Hinckley Athletic
- Full name: Hinckley Athletic Football Club
- Founded: 1906 (as Hinckley United)
- Dissolved: 1997 (merged with Hinckley Town to form Hinckley United)

= Hinckley Athletic F.C. =

Hinckley Athletic F.C. was an English association football club based in Hinckley, England.

==History==
The club was formed as Hinckley United in 1906 after the dissolution of Hinckley Town. They played in the Leicestershire Senior League until 1914, when they joined the Birmingham Combination In 1925, a year after winning the Combination for the first time, they reached the last qualifying round of the FA Cup in 1925, losing 0–3 to Grimsby Town. They won their second Combination title in 1927.
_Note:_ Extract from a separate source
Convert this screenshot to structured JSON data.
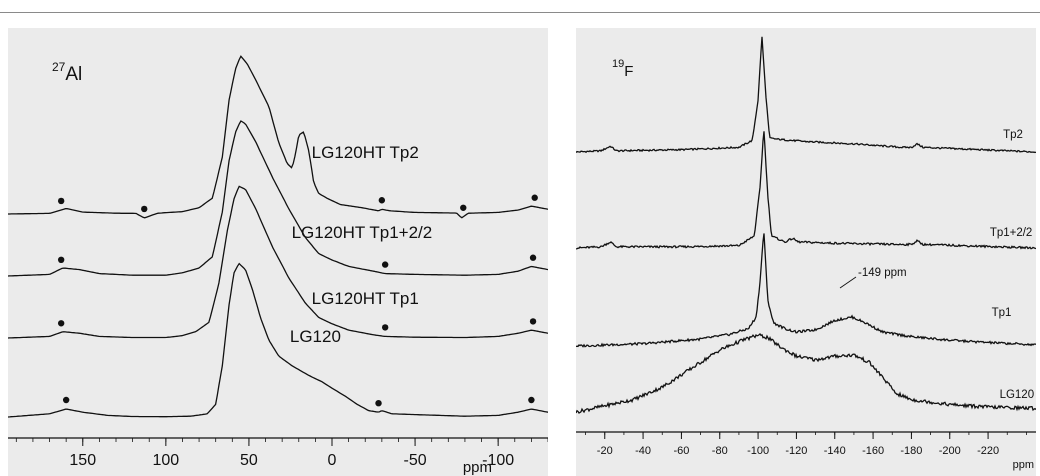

After the end of World War II, the club changed its name to Hinckley Athletic. In 1955 they reached the 1st round proper of the FA Cup for the first time, eventually losing in the 2nd round to Rochdale. In 1959 they moved to play in the Southern League, and in 1963 again reached the 2nd round of the FA Cup, this time losing out to Queens Park Rangers. After a decade in the Southern League they moved back to the Combination, by now renamed the West Midlands (Regional) League.

In 1997 they merged with Hinckley Town to form Hinckley United.